Now we're adding India and a few other locations, which is great, which is gonna help us leverage cost savings in the rest of the organization as well. To me, that one is kind of the gift that keeps on giving. You know, there's many other places. We're still, you know, despite these additions, there's still many other places that we can add to our offerings in North America alone. Now that we're in other jurisdictions as well as this acquisition, I mean, there's still a lot of work to do, Nick.
Okay. Yeah. Still a big shopping list. I guess.
Yeah.
Two other , very quickly. If I understood you guys correctly, this will be reported as a separate entity similar to the Vitalyst transaction from earlier this year. Is that correct?
It's gonna be part of our U.S. entity, Nick. It's just gonna be a separate business unit just because of the way that they're set up and how we wanna leverage and grow it.
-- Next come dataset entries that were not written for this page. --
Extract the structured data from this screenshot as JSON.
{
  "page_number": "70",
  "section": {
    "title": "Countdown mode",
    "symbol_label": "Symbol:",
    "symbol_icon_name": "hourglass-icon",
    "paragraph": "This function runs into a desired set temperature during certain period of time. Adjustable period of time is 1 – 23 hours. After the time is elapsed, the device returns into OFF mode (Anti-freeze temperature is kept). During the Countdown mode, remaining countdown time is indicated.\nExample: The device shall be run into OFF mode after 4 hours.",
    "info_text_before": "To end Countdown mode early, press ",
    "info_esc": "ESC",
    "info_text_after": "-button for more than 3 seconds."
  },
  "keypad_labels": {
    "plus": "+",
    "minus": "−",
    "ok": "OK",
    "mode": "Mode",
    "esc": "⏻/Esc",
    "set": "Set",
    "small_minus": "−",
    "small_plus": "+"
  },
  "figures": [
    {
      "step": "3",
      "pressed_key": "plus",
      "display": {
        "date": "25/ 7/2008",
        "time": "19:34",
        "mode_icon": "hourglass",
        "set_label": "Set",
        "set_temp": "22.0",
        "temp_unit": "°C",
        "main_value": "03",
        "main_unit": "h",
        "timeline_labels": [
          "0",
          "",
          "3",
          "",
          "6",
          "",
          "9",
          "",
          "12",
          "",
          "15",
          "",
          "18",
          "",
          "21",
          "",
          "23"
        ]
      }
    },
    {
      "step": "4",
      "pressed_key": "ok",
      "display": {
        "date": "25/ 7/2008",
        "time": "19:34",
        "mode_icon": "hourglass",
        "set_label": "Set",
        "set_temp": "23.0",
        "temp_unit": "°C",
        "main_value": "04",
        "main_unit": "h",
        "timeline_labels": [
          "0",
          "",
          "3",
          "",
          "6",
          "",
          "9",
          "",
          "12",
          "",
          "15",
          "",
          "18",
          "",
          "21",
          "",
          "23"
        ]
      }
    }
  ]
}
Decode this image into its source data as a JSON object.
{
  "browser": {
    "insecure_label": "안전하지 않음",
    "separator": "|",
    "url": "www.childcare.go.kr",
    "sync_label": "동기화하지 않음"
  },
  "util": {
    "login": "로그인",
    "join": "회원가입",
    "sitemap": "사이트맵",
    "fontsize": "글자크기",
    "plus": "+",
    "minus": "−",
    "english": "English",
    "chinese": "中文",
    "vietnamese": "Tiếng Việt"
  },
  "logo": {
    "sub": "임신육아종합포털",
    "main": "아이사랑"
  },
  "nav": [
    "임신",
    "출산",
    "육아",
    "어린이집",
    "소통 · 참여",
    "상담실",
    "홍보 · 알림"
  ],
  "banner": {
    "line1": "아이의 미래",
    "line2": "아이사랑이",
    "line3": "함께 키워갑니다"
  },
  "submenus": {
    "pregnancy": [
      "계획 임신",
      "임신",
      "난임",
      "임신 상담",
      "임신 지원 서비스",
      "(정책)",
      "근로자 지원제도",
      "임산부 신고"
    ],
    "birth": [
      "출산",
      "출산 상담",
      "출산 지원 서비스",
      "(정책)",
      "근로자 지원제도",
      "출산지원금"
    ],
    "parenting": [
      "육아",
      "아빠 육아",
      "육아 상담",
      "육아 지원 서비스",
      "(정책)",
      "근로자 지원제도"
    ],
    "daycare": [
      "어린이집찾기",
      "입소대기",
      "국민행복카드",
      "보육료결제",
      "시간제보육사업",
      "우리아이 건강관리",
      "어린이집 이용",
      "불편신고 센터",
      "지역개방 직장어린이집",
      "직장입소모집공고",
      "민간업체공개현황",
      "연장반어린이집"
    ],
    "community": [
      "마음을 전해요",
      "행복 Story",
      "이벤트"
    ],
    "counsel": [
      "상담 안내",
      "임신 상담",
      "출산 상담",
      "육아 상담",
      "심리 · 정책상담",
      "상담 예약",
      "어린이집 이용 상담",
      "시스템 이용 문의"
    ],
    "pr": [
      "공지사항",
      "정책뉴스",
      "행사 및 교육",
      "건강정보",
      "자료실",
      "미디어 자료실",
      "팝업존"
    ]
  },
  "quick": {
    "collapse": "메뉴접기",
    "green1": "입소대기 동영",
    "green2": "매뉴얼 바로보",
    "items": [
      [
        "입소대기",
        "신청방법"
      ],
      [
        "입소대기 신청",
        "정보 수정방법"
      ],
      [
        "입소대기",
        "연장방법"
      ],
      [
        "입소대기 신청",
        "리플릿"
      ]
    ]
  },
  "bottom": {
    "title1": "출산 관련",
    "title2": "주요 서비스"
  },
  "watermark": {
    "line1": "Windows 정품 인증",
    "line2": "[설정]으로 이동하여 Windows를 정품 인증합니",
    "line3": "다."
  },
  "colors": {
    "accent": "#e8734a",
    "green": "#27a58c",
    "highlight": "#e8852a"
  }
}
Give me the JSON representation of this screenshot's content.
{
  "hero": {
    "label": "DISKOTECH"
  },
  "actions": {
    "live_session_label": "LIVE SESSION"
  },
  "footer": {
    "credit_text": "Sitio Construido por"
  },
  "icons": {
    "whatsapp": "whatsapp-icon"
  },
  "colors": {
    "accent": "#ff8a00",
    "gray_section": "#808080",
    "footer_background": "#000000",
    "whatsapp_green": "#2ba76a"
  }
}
Got it. Just lastly, Trafic 3W, or what's the-
3W.
Trafic 3W.
Yes.
Not an acquisition that didn't get much, I guess, airplay. Can you just give us just the quick and dirty in terms of the size of that transaction?
Yeah, sure. It was a small, very small tuck-in in Quebec City, which was focused on services in the government sector. Just complementary to our local team in Quebec City. It was fairly small.
Okay, great. That's it. I'll pass the line. Thank you.
Thank you.
We have no further questions in queue. I'd like to turn the call back over to management for closing remarks.
Thank you, Juliana, for the call. Thank you, everybody, for participating. Again, I'll reinvite you for our Q4 analyst call on June 17th. Thank you for being here today.
Ladies and gentlemen, this concludes today's conference call. Thank you for your participation. You may now disconnect.